What you need to know:
- The event is considered one of the world's toughest rallies.
- Past winners included Britain's Colin McRae, Spaniard Carlos Sainz, Juha Kankkunen and Ari Vatanen of Finland.
Kenya's President Uhuru Kenyatta on Friday hailed a decision by the International Automobile Federation (FIA) to include the country's fabled Safari Rally in the world championships from next year.
Kenya has worked hard to get its rally back onto the world circuit after it fell off in 2002 due to concerns over safety, organisation and finances.
The FIA announced in a statement on Friday that Kenya would be included in the 14-round World Rally Championship in 2020, following an e-vote by the World Motor Sport Council.
"It is my pleasure today to announce to the people of Kenya and Africa that this process has been concluded and the Safari Rally has been included in the International Automobile Federation World Rally Championships after 18 years of waiting," Kenyatta said in a statement.
Kenyatta has lobbied hard for the return of the rally to the WRC.
BILLIONS PUMPED INTO ECONOMY
Kenya Motor Sports Federation (KMSF) chairman Phineas Kimathi said Kenya is bound to benefit immensely hence funding will be key to the event’s sustainability on the WRC Series.
“Its return has restored our heritage. Between Sh5 and Sh6 billion will be pumped into the economy for the two weeks the event will receive coverage,” said Kimathi. “We are talking about getting five cent of 4.9 million people who visit WRC events.”
Kimathi said that getting close to 200,000 people, which is 10 per cent of tourists who visit the country will be good for the economy.
"We then have to organise the event well, and create proper structures which will make sure there are no bottlenecks.”
Sports Cabinet Secretary Amina Mohammed, who is the WRC Project Steering Committee chairperson, said that it’s through collective effort that has led to the return of Safari Rally to WRC Series.
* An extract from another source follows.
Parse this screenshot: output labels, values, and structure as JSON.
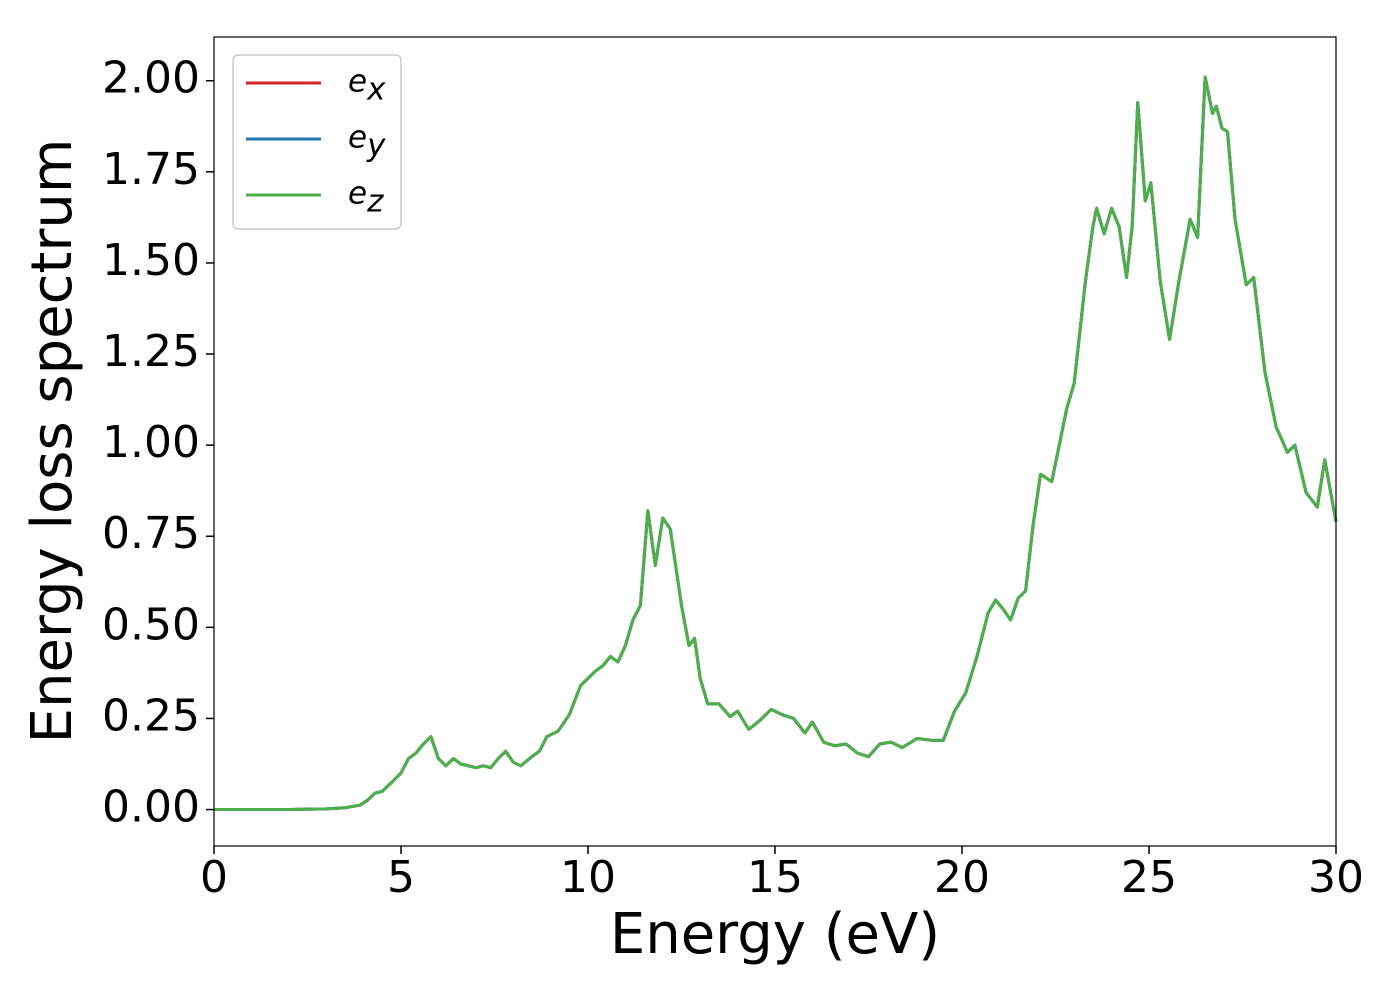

“We undertake to deliver a successful Safari Rally in 2020 since it will not only showcase Kenya's capacity to organise and host international sporting events but also present her scenic sites and sounds to the world,” said Mohammed.
Mohammed noted that the Safari Rally will be broadcast to an estimated over 848 million viewers, through 65 broadcasters, to 155 TV markets, with over 13,000 broadcast hours, which can generate approximately Sh 9 billion into our economy.
NEW ZEALAND AND JAPAN
Rallies in New Zealand and Japan will also make a return to the world stage in 2020 while the rallies in Corsica, Australia and Spain have been dropped.
"In order to further globalise the championship, we need to have more WRC rounds outside Europe. I am glad to see the results of our expansion strategy, with emblematic events such as Kenya and Japan coming back to the WRC calender next year," FIA Rally Director Yves Matton said in a statement.
"Following the integration of Chile last year, the 2020 calender also expands our presence on both the Asian and African continents."
The Safari rally was started as an East African competition between Kenya, Uganda and Tanzania to celebrate the coronation of Britain's Queen Elizabeth II in 1953.
Considered one of the world's toughest rallies, covering over 1,000km across rugged east African savannah, the competition attracted top overseas drivers.
Past winners included Britain's Colin McRae, Spaniard Carlos Sainz, Juha Kankkunen and Ari Vatanen of Finland.
"The Safari holds iconic status across East Africa, with fans from countries like Uganda and Tanzania as enthusiastic about the rally as those from Kenya itself," WRC Promoter managing director Oliver Ciesla said on the championship's website.
"Its heritage will be recalled by all, but at the same time this is a modern-era Safari that sits comfortably alongside our other 13 rounds.
"That doesn't mean its challenge is diminished and we can be sure 2020's version will test our drivers, teams and cars to the full," he added.
The Kenyan rally will be held between July 16-19, 2020.